I’m sitting in my Jackson, Missouri hotel room after a nine hour day of driving, en route to Austin after a month away. All those hours in a car give me a lot of time to analyze (and sometimes over-analyze) things in my life. What was on my mind today was a conversation I had last week. I’ve spent the past month working from my parents’ idyllic rural lake house in Wisconsin. When I say rural, I really do mean rural. Unbeknownst to them, when they built their retirement home on the water, they were building in a village that is surrounded by Amish farms. They love this. I love this. In fact, everyone who visits them loves this. We go to the Amish bakery for baked goods, we shop for produce at the Amish farms, we pick our own flowers for ten cents a stem from yet another Amish farm, we buy the most delicious toffee in the world from an Amish candy maker, and we slow down when driving to pass Amish buggies that are sharing the same road as us.
Last week I went to the Amish furniture store to search out a gift for the man who has been tending to my vegetable garden while I’ve been away. The store sells furniture and other items that are hand made by Amish people in the area. When I walked in, the owner of this Amish store, Levi, smiled and said hello. When Levi smiled, he sparkled. His smile was as bright as they get and his eyes had that happy, content twinkle about them. He had a traditional Amish beard that was neatly trimmed and had no mustache. He was dressed in habitual Amish work clothing of dark pants, a white shirt and suspenders. When he spoke, he had a distinct Pennsylvania Dutch accent. So of course…I presumed he was Amish. What confused me, however, is that while we were talking he was jingling a set of car keys in his right hand. When I mentioned I love to road trip and that I had driven to Wisconsin from Texas, he said that he thought about road tripping when he went to Florida last year, but ultimately decided to fly instead.
Knowing that the Amish in this part of Wisconsin only drive horse and buggies and don’t drive cars, my response was a dumbfounded, “But how can you drive?”
Levi responded very matter-of-factly, saying, “My God doesn’t say I can’t drive.” Then, pointing to the Amish farm down the road, “Their God says they can’t drive.”
It turns out that Levi, who is now 48, left the Amish faith at the age of 40. He told me that he realized he had more to explore and learn in life. He wanted to drive a car. He wanted to go see touristy things in Florida. He wanted electricity. He wanted to experience a life beyond the restrictive rules that had defined his first 40 years. Curiously, he hasn’t left his community. He said that he believes his path is to explore not being Amish by continuing to live amongst his former Amish friends and family. He said that as far as they are all concerned, he is now going to hell. It doesn’t matter that he leads an honest and decent life, they all believe that because he left the faith, he is going to hell.

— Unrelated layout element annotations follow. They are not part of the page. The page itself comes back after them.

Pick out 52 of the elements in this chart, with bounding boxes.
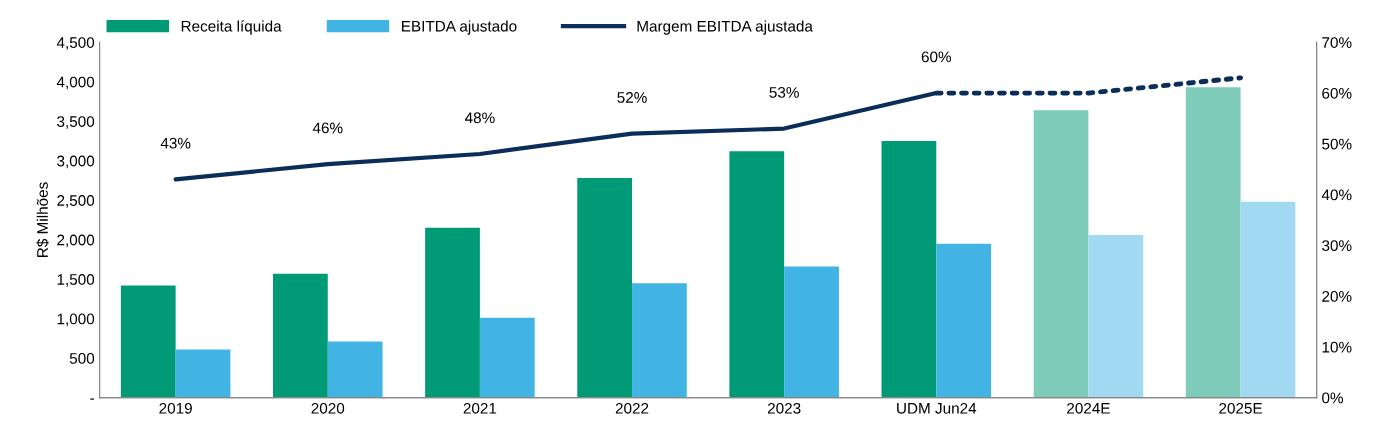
bar xyxy=(1185,87,1241,398)
bar xyxy=(175,349,231,398)
data-label: 48% xyxy=(464,112,495,124)
data-label: 43% xyxy=(160,137,191,149)
bar xyxy=(632,283,687,398)
bar xyxy=(577,178,633,398)
y-tick-label: 1,500 xyxy=(57,274,95,287)
x-tick-label: 2019 xyxy=(159,402,192,414)
y2-tick-label: 40% xyxy=(1321,189,1352,201)
data-label: 46% xyxy=(312,122,343,134)
y2-tick-label: 30% xyxy=(1322,240,1352,252)
y-tick-label: 3,500 xyxy=(57,116,95,129)
bar xyxy=(1240,201,1296,398)
y-tick-label: 4,500 xyxy=(56,37,95,50)
y2-tick-label: 20% xyxy=(1322,290,1352,302)
bar xyxy=(120,285,176,398)
y-tick-label: 1,000 xyxy=(57,313,95,327)
bar xyxy=(1088,234,1144,398)
data-label: 60% xyxy=(921,51,952,63)
y-tick-label: - xyxy=(90,398,95,400)
data-label: 53% xyxy=(769,86,799,98)
bar xyxy=(479,317,535,398)
bar xyxy=(425,227,480,398)
bar xyxy=(273,273,328,398)
bar xyxy=(784,266,839,398)
y2-tick-label: 10% xyxy=(1322,341,1352,353)
x-tick-label: UDM Jun24 xyxy=(897,402,977,414)
x-tick-label: 2024E xyxy=(1067,402,1110,414)
y2-tick-label: 0% xyxy=(1322,392,1344,404)
legend-label: EBITDA ajustado xyxy=(402,20,517,35)
x-tick-label: 2025E xyxy=(1219,402,1262,414)
bar xyxy=(936,243,992,398)
bar xyxy=(729,151,785,398)
legend-label: Receita líquida xyxy=(181,20,282,35)
x-tick-label: 2023 xyxy=(767,402,801,414)
bar xyxy=(881,141,937,398)
y-tick-label: 3,000 xyxy=(57,155,95,169)
x-tick-label: 2022 xyxy=(615,402,649,414)
y-axis-title: R$ Milhões xyxy=(36,182,49,257)
legend-label: Margem EBITDA ajustada xyxy=(637,20,813,35)
y-tick-label: 2,500 xyxy=(57,195,95,208)
y2-tick-label: 50% xyxy=(1322,138,1352,150)
y2-tick-label: 70% xyxy=(1322,37,1352,48)
bar xyxy=(1033,110,1089,398)
bar xyxy=(327,341,383,398)
y-tick-label: 2,000 xyxy=(57,234,95,248)
data-label: 52% xyxy=(617,92,647,103)
x-tick-label: 2021 xyxy=(463,402,497,414)
y2-tick-label: 60% xyxy=(1322,87,1352,99)
y-tick-label: 4,000 xyxy=(56,76,95,90)
y-tick-label: 500 xyxy=(69,353,95,364)
x-tick-label: 2020 xyxy=(311,402,345,414)
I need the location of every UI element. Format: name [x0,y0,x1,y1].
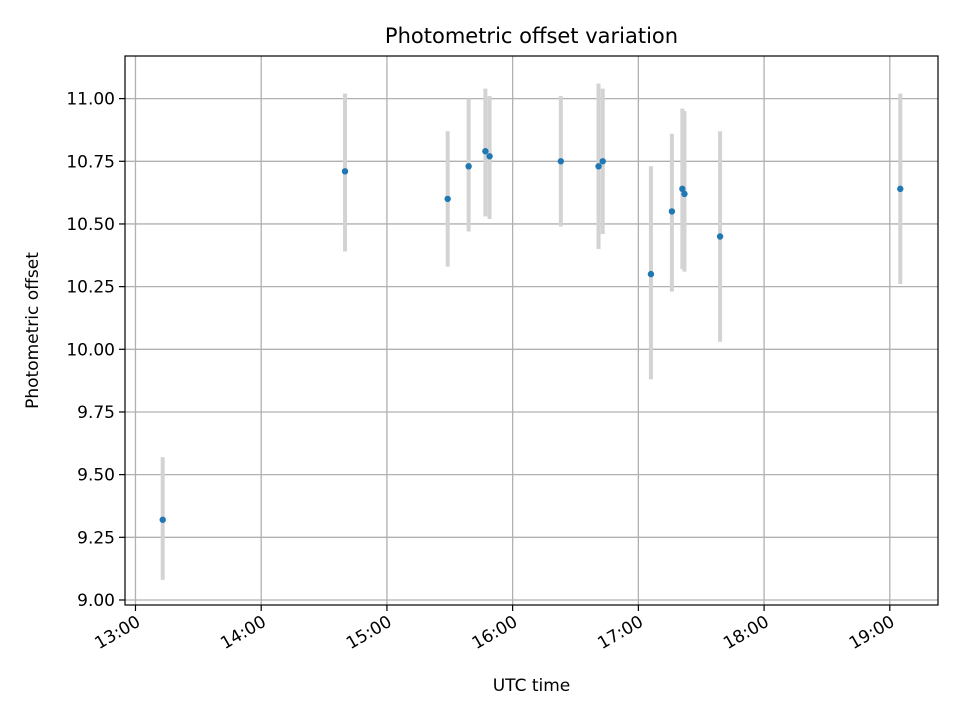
grid [125,56,938,605]
y-tick-label: 9.50 [77,466,115,486]
data-point [341,168,349,175]
data-point [681,190,688,198]
plot-frame [124,55,939,606]
data-point [595,163,602,170]
x-tick-label: 15:00 [343,612,395,654]
data-points [159,148,904,523]
data-point [679,185,686,193]
y-tick-label: 10.75 [66,152,115,172]
data-point [599,158,606,165]
x-axis-ticks: 13:00 14:00 15:00 16:00 17:00 18:00 19:00 [92,605,898,654]
data-point [482,148,489,155]
data-point [486,153,493,160]
x-tick-label: 14:00 [217,612,269,654]
y-axis-ticks: 9.00 9.25 9.50 9.75 10.00 10.25 10.50 10.75 11.0… [66,90,125,611]
y-tick-label: 10.50 [66,215,115,235]
x-tick-label: 16:00 [469,612,521,654]
data-point [444,195,451,203]
chart-title: Photometric offset variation [385,24,678,48]
data-point [668,208,676,215]
error-bars [160,83,903,580]
x-tick-label: 18:00 [720,612,772,654]
data-point [159,516,166,523]
x-tick-label: 19:00 [846,612,898,654]
data-point [465,163,472,170]
x-tick-label: 17:00 [594,612,646,654]
data-point [557,158,565,165]
data-point [897,185,904,193]
y-tick-label: 9.00 [77,591,115,611]
y-tick-label: 9.75 [77,403,115,423]
x-tick-label: 13:00 [92,612,144,654]
y-tick-label: 10.25 [66,278,115,298]
y-axis-label: Photometric offset [23,252,43,409]
data-point [716,233,724,240]
x-axis-label: UTC time [493,676,571,696]
y-tick-label: 11.00 [66,90,115,110]
data-point [647,270,655,278]
y-tick-label: 9.25 [77,528,115,548]
y-tick-label: 10.00 [66,340,115,360]
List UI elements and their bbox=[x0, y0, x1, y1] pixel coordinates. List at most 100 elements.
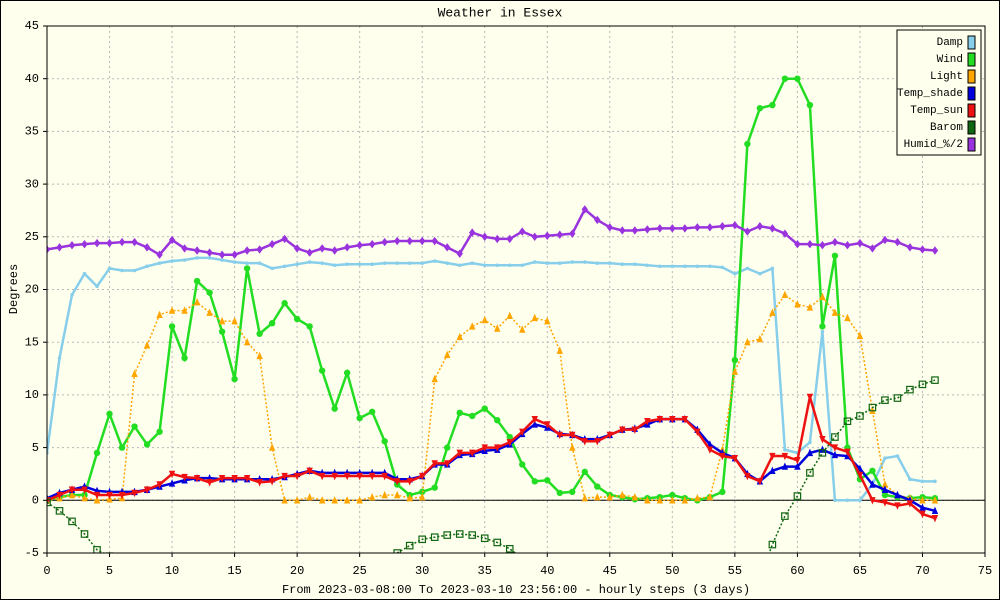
data-point bbox=[256, 351, 263, 360]
data-point bbox=[545, 261, 550, 265]
data-point bbox=[794, 239, 801, 249]
data-point bbox=[833, 498, 837, 503]
data-point bbox=[819, 323, 826, 330]
data-point bbox=[756, 334, 764, 343]
data-point bbox=[243, 265, 251, 272]
data-point bbox=[93, 546, 101, 553]
data-point bbox=[218, 328, 226, 335]
data-point bbox=[582, 260, 587, 264]
data-point bbox=[393, 490, 401, 499]
data-point bbox=[931, 515, 939, 523]
data-point bbox=[444, 444, 451, 451]
data-point bbox=[245, 261, 249, 265]
data-point bbox=[331, 496, 338, 504]
data-point bbox=[681, 496, 689, 504]
data-point bbox=[382, 261, 387, 265]
data-point bbox=[644, 496, 651, 504]
data-point bbox=[556, 230, 563, 239]
data-point bbox=[570, 260, 575, 264]
x-tick-label: 35 bbox=[478, 564, 492, 578]
data-point bbox=[519, 461, 526, 468]
data-point bbox=[631, 426, 639, 434]
data-point bbox=[556, 346, 563, 354]
data-point bbox=[781, 290, 789, 298]
data-point bbox=[606, 492, 613, 501]
data-point bbox=[445, 261, 450, 265]
data-point bbox=[745, 266, 750, 271]
legend-label: Barom bbox=[930, 122, 963, 134]
data-point bbox=[68, 241, 76, 250]
data-point bbox=[581, 205, 588, 214]
data-point bbox=[318, 244, 326, 253]
data-point bbox=[781, 452, 789, 461]
data-point bbox=[444, 460, 451, 468]
data-point bbox=[868, 403, 877, 412]
data-point bbox=[744, 472, 751, 481]
data-point bbox=[343, 496, 351, 504]
data-point bbox=[519, 428, 526, 436]
data-point bbox=[494, 324, 501, 332]
data-point bbox=[881, 396, 889, 404]
y-tick-label: 25 bbox=[25, 230, 39, 244]
data-point bbox=[470, 261, 475, 265]
data-point bbox=[845, 498, 850, 503]
data-point bbox=[894, 502, 901, 510]
data-point bbox=[206, 289, 213, 296]
data-point bbox=[243, 338, 251, 346]
data-point bbox=[118, 444, 126, 451]
data-point bbox=[181, 306, 188, 314]
data-point bbox=[381, 472, 388, 481]
data-point bbox=[794, 300, 801, 308]
data-point bbox=[606, 431, 613, 440]
data-point bbox=[481, 315, 488, 324]
data-point bbox=[931, 246, 939, 255]
data-point bbox=[106, 238, 113, 248]
data-point bbox=[844, 313, 851, 322]
x-tick-label: 5 bbox=[106, 564, 113, 578]
grid bbox=[46, 25, 986, 554]
data-point bbox=[831, 252, 839, 259]
data-point bbox=[881, 499, 889, 507]
data-point bbox=[806, 101, 814, 109]
data-point bbox=[557, 261, 562, 265]
data-point bbox=[268, 320, 276, 327]
data-point bbox=[531, 478, 538, 485]
data-point bbox=[720, 265, 725, 270]
legend-label: Wind bbox=[937, 54, 963, 66]
data-point bbox=[669, 224, 676, 233]
data-point bbox=[156, 250, 163, 259]
data-point bbox=[118, 491, 126, 500]
data-point bbox=[143, 341, 151, 349]
data-point bbox=[419, 472, 426, 481]
data-point bbox=[906, 385, 914, 394]
data-point bbox=[531, 232, 538, 241]
data-point bbox=[531, 313, 538, 322]
data-point bbox=[706, 446, 714, 454]
data-point bbox=[156, 481, 163, 489]
data-point bbox=[683, 264, 687, 269]
data-point bbox=[532, 260, 537, 264]
data-point bbox=[794, 462, 801, 470]
data-point bbox=[806, 393, 814, 402]
data-point bbox=[933, 479, 937, 484]
data-point bbox=[694, 493, 701, 502]
data-point bbox=[343, 472, 351, 481]
data-point bbox=[669, 415, 676, 424]
data-point bbox=[168, 470, 176, 479]
data-point bbox=[595, 261, 600, 265]
data-point bbox=[243, 246, 251, 255]
y-tick-label: 10 bbox=[25, 388, 39, 402]
data-point bbox=[856, 471, 864, 480]
data-point bbox=[220, 258, 224, 262]
data-point bbox=[856, 331, 864, 340]
x-tick-label: 25 bbox=[352, 564, 366, 578]
data-point bbox=[781, 512, 789, 520]
data-point bbox=[218, 316, 226, 325]
data-point bbox=[106, 491, 113, 500]
legend-label: Temp_shade bbox=[897, 88, 963, 100]
data-point bbox=[56, 491, 63, 500]
data-point bbox=[268, 239, 276, 249]
data-point bbox=[93, 491, 101, 500]
data-point bbox=[81, 486, 88, 494]
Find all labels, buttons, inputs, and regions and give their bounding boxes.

When I returned to my parents’ house, this ignited a conversation about how my mother converted from her faith of Catholicism to my father’s faith of Lutheranism so that our family would all be of the same faith. My maternal grandmother, a very loving woman, but also a very strict Catholic, adamantly believed that because my mom converted, she would go to hell. Grandma believed this because this is what she had been taught in the church. Yet the idea that my mother will be going to hell is utterly and completely ridiculous. My mom has always been very involved with her church, and to this day she still volunteers with the church. She has some of the highest morals and one of the biggest hearts of anyone I’ve ever met. Really, how could someone as honorable as my mom be damned to hell? It doesn’t make sense.
So of course, all this talk of hell this past week had me thinking in the car today about what hell really is. We live in fear of going to a dark underground purgatory when we die that is filled with flames, heat and an evil pitch-fork wielding devil. We are taught that if we don’t play by the rules of our respective religions, that we will suffer torture and punishment for all of eternity in a place called hell.
If there really is a God, I don’t believe for one minute that he’d punish us for converting from the faith into which we are born. Life is about learning, exploring, growing, and about becoming the best versions of ourselves that we can be.
The only hell I believe in is the self-imposed hell that we live in when we live inauthentic lives. Until recently, I lived in this hell for most of my adult life. I was afraid of living a life where I could celebrate my uniqueness and where I could live without apology for being different than others. I didn’t think it was possible, so I didn’t even try. Instead, I lived a life that I felt I was expected to live. As a result, an itty-bitty part of me was dead inside. And each day, this itty-bitty part grew larger, so more and more of me was dead inside.
Now that is hell.
It was only when I finally worked up the courage to live a life unique to me without apology, that the parts that were dead inside began to come back to life. That’s when I finally fought my way out of hell and learned what living is all about. It’s hard, and each day I’m tempted to conform and live the way I used to be, because quite frankly, it’s easier. It takes a lot of courage and a lot of work, each and every day, to keep myself out of hell.
So Levi and Mom, quite simply put, neither of you are going to hell. And I’m not going to hell either, as long as I continue to live a life authentic to me.